The UAE's goal: "seize the airport and port quickly and to avoid street battles in the city center. But Hodeidah is well defended as it constitutes the key supply line to Houthi-controlled territory including Sanaa," Reuters writes.
The port itself — the gateway for some 80 percent of humanitarian aid to Yemen — “remained open on Tuesday with the U.N. World Food Programme racing to unload three ships containing enough food for six million people for one month,” according to a spokeswoman for the World Food Program. Meanwhile, negotiations between the UN and the Houthis appears to have broken down, with the Houthis calling the demand to leave Hodeida “unrealistic.” More here.

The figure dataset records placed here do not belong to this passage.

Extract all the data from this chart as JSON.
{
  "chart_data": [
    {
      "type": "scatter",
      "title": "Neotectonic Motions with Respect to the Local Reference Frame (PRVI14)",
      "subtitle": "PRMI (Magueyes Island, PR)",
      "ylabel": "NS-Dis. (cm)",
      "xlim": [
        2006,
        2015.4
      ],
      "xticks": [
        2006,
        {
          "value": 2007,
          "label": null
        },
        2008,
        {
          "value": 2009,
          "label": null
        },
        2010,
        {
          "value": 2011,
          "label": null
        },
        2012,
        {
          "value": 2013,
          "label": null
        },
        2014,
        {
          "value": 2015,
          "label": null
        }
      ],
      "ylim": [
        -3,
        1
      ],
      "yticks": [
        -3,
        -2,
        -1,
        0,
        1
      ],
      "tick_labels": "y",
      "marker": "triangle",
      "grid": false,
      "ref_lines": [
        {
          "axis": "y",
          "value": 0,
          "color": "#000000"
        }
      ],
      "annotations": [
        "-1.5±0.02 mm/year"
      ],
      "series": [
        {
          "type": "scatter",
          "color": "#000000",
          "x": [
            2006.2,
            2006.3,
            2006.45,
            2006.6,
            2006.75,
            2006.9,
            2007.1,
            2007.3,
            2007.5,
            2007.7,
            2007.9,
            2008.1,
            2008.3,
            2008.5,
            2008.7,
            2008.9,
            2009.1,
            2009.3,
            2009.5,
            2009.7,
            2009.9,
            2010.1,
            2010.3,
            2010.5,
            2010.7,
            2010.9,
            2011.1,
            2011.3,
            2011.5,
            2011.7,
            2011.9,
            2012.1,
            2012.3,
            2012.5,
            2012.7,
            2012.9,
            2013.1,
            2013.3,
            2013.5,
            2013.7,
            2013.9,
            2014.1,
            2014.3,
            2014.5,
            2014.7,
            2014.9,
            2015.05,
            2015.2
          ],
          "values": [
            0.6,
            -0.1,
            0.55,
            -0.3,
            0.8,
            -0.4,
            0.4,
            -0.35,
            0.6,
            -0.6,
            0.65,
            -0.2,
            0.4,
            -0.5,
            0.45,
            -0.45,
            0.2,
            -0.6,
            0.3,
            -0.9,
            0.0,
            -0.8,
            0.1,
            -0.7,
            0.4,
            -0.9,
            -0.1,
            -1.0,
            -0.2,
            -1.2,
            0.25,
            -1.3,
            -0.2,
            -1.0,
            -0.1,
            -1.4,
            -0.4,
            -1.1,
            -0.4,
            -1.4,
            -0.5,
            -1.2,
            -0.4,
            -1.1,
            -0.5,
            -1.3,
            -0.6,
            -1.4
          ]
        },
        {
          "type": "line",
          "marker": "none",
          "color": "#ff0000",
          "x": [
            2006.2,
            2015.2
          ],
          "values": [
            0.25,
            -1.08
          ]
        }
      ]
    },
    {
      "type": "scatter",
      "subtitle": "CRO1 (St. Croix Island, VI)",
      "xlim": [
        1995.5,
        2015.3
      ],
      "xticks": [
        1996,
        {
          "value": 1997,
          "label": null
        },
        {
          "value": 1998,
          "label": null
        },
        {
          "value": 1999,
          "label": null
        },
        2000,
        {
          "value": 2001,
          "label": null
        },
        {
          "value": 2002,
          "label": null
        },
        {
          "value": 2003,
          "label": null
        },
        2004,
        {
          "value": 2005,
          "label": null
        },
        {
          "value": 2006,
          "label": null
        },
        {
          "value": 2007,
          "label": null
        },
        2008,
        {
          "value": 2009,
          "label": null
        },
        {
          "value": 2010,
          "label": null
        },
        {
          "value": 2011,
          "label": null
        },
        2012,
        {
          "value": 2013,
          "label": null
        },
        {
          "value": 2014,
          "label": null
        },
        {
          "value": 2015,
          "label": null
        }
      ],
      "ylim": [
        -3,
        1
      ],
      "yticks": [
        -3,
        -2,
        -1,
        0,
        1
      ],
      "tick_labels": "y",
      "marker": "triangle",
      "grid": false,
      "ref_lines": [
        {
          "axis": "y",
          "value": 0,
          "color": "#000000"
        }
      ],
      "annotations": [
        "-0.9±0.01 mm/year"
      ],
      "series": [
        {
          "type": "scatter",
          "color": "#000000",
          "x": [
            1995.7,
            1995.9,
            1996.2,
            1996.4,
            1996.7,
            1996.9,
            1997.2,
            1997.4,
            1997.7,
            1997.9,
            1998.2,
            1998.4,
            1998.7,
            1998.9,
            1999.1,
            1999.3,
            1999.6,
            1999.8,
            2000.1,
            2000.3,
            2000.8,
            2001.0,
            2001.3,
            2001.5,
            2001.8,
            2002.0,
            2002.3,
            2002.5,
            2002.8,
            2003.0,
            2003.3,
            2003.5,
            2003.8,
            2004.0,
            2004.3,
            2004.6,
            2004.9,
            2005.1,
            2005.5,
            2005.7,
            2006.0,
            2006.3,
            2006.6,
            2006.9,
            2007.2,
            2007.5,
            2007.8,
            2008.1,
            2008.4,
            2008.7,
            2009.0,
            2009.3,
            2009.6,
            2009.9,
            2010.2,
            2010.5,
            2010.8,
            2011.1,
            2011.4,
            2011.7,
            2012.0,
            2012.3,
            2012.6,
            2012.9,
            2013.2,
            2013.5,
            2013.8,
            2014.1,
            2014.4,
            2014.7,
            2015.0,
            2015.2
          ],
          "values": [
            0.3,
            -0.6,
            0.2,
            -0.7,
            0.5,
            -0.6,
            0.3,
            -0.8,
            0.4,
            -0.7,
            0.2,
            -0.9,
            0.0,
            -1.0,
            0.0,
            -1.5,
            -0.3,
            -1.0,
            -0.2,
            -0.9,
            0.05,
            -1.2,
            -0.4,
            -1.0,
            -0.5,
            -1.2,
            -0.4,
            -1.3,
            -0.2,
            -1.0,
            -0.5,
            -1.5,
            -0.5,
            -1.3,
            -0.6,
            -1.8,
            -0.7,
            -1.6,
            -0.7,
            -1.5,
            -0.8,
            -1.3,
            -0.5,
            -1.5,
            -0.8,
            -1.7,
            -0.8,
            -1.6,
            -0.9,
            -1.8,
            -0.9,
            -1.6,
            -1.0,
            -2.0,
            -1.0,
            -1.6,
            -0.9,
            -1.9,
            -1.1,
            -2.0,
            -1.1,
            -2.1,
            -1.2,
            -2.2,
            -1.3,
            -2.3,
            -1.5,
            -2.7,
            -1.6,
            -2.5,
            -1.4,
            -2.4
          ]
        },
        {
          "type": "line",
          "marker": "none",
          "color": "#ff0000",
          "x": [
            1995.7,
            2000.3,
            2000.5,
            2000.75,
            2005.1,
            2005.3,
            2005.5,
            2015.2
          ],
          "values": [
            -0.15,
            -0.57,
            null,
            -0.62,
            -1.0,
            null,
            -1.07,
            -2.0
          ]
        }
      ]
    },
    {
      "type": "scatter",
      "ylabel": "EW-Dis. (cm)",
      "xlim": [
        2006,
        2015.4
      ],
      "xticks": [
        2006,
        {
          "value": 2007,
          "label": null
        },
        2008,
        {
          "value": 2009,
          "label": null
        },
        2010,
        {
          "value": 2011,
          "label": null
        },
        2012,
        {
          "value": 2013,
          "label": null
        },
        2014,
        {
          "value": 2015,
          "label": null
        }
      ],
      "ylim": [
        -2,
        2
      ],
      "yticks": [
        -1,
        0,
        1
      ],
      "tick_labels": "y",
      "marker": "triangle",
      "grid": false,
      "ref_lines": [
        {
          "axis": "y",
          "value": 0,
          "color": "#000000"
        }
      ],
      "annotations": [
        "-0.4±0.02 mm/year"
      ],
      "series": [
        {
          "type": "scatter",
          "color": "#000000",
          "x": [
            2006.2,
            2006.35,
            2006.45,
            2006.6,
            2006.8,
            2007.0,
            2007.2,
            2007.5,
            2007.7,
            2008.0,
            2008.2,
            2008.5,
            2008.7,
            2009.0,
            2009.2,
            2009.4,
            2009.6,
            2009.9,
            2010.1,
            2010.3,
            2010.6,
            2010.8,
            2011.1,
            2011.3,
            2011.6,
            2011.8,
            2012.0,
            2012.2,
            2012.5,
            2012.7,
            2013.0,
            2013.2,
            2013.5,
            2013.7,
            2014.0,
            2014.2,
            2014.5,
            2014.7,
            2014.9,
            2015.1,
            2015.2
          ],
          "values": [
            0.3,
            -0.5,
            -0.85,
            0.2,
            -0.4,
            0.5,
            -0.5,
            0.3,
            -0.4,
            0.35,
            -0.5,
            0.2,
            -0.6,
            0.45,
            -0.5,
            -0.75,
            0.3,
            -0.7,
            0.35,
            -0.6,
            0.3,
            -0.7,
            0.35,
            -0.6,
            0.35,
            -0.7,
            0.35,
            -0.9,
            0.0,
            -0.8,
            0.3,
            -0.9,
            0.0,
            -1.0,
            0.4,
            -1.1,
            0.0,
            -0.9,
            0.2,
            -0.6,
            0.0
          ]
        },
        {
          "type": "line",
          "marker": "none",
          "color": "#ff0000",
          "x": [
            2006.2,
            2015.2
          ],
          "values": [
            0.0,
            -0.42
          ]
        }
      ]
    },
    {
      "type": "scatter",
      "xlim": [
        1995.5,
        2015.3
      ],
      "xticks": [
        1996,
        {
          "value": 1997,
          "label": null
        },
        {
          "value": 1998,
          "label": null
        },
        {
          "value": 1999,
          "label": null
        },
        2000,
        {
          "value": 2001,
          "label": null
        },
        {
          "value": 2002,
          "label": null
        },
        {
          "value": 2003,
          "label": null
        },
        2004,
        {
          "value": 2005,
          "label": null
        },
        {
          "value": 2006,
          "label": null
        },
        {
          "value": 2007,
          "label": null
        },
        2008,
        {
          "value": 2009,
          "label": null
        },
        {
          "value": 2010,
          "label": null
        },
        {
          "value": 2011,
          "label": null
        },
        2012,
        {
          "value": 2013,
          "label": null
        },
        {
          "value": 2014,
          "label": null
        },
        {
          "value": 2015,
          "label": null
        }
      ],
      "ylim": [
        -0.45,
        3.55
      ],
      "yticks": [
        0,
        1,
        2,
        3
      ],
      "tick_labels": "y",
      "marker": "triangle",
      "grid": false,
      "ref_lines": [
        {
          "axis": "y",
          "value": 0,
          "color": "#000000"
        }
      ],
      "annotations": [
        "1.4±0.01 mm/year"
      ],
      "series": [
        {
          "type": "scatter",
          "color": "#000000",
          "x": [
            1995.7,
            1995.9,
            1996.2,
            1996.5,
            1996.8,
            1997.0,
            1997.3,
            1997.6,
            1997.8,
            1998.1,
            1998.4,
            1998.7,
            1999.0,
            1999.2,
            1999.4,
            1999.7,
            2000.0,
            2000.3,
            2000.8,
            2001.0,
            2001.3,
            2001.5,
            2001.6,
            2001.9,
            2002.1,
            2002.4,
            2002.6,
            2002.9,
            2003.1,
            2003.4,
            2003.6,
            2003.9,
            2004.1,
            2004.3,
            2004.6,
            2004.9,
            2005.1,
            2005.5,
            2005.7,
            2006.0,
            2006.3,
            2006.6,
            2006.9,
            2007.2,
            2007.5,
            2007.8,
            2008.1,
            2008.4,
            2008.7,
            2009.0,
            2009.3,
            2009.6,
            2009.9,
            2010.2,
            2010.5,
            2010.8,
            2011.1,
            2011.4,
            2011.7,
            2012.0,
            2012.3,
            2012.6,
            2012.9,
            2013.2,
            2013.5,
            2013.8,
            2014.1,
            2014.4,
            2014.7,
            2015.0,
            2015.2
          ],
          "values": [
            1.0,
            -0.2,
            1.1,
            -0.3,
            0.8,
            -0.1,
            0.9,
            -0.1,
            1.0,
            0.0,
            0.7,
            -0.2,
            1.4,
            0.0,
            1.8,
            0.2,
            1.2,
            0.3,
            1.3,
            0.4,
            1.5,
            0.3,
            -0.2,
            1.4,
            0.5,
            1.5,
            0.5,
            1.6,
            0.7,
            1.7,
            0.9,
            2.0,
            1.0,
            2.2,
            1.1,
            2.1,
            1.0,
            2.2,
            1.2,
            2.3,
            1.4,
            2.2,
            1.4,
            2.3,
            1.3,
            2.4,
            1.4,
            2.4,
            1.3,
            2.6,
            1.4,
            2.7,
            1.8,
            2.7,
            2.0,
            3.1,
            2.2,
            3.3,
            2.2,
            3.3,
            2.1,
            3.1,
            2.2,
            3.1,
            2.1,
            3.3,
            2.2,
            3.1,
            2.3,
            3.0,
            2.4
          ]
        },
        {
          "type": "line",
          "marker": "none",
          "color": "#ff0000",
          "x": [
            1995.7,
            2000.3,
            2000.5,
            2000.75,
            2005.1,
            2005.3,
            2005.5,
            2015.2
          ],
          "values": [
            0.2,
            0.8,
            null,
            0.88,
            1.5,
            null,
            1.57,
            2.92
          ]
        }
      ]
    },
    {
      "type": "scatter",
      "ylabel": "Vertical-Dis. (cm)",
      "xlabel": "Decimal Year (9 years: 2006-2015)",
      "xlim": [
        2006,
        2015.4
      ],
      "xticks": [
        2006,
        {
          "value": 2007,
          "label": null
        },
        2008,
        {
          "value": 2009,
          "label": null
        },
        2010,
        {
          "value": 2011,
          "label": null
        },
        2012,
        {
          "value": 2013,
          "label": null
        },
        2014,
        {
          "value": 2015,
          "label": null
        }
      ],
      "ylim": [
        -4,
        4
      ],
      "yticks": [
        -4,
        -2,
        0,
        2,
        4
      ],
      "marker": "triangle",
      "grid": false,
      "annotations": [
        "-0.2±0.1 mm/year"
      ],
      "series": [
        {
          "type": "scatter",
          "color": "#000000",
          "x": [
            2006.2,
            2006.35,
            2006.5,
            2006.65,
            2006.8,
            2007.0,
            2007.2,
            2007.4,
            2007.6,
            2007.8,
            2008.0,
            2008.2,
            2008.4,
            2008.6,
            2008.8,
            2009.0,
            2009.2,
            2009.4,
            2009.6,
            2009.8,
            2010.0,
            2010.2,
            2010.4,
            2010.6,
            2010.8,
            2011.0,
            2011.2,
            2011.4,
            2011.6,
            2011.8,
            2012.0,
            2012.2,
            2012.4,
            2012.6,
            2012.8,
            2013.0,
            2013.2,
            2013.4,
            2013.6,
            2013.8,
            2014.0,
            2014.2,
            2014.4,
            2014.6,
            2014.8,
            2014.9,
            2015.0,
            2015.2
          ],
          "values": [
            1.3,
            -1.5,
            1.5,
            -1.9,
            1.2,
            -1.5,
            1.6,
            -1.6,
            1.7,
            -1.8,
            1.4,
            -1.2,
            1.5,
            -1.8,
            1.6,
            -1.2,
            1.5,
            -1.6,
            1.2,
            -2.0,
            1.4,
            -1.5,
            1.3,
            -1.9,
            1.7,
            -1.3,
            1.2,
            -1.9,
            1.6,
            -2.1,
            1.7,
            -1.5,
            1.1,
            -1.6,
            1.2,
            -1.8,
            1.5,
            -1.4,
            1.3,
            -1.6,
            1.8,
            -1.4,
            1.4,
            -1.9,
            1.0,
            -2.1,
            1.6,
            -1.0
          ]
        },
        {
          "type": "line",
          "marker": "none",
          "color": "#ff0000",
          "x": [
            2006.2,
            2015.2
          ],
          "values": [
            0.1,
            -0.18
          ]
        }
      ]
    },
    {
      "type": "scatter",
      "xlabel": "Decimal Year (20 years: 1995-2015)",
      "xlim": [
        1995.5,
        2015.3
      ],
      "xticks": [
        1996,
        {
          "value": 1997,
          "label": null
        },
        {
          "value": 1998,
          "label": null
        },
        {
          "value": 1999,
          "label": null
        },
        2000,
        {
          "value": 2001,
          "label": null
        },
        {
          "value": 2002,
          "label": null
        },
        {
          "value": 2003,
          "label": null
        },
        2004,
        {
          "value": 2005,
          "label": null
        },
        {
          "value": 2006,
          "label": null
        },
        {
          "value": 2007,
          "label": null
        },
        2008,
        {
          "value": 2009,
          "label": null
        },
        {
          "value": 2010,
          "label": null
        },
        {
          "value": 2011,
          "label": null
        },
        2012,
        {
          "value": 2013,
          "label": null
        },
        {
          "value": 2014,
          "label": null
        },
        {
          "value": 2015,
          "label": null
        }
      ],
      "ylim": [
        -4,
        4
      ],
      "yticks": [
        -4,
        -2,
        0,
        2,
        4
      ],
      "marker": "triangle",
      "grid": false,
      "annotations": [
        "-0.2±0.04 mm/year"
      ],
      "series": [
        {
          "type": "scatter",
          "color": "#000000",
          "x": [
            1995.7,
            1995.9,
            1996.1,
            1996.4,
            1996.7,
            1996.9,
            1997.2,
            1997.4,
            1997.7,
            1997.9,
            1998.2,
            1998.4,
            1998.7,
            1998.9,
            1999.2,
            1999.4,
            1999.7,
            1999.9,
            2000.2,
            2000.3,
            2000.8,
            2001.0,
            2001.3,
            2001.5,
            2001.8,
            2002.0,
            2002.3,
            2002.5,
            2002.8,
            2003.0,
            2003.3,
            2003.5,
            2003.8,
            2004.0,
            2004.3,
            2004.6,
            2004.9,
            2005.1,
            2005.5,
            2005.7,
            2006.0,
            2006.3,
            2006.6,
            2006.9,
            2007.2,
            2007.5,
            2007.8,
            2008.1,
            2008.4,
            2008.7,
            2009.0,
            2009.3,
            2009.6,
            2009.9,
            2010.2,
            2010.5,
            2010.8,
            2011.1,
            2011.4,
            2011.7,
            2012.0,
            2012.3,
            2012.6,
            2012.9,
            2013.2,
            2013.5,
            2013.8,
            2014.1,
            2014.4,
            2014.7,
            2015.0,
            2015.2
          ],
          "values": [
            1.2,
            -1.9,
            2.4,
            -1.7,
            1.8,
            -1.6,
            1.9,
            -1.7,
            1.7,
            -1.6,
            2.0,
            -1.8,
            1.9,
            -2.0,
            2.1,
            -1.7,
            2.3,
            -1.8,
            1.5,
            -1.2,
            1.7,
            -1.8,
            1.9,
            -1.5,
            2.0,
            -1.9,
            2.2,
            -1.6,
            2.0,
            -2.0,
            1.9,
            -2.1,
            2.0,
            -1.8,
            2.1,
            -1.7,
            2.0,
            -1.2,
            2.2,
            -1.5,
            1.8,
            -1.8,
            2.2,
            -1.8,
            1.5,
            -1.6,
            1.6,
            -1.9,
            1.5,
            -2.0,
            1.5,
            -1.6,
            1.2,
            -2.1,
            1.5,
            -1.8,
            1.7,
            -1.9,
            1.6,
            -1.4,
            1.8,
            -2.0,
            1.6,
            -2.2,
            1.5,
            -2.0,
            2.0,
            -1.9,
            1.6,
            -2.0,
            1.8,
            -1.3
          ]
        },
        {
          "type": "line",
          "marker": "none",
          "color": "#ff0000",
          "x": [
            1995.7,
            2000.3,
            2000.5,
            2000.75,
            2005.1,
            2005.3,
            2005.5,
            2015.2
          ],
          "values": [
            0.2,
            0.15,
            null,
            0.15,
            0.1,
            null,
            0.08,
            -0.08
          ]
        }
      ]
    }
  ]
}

Mattis to new mariners: Do not celebrate victimhood. “Life as a leader is hard,” SecDef told new graduates of the U.S Merchant Marine Academy at Kings Point, N.Y., Saturday. “Enjoy it, embrace it, and practice your skill and put it to use when the hard times come, coaching the others to take disappointment in stride. And do not fall into cynicism which is just another word in the armed services for cowardice.” The whole thing is worth reading, which you can do, via Task & Purpose, here.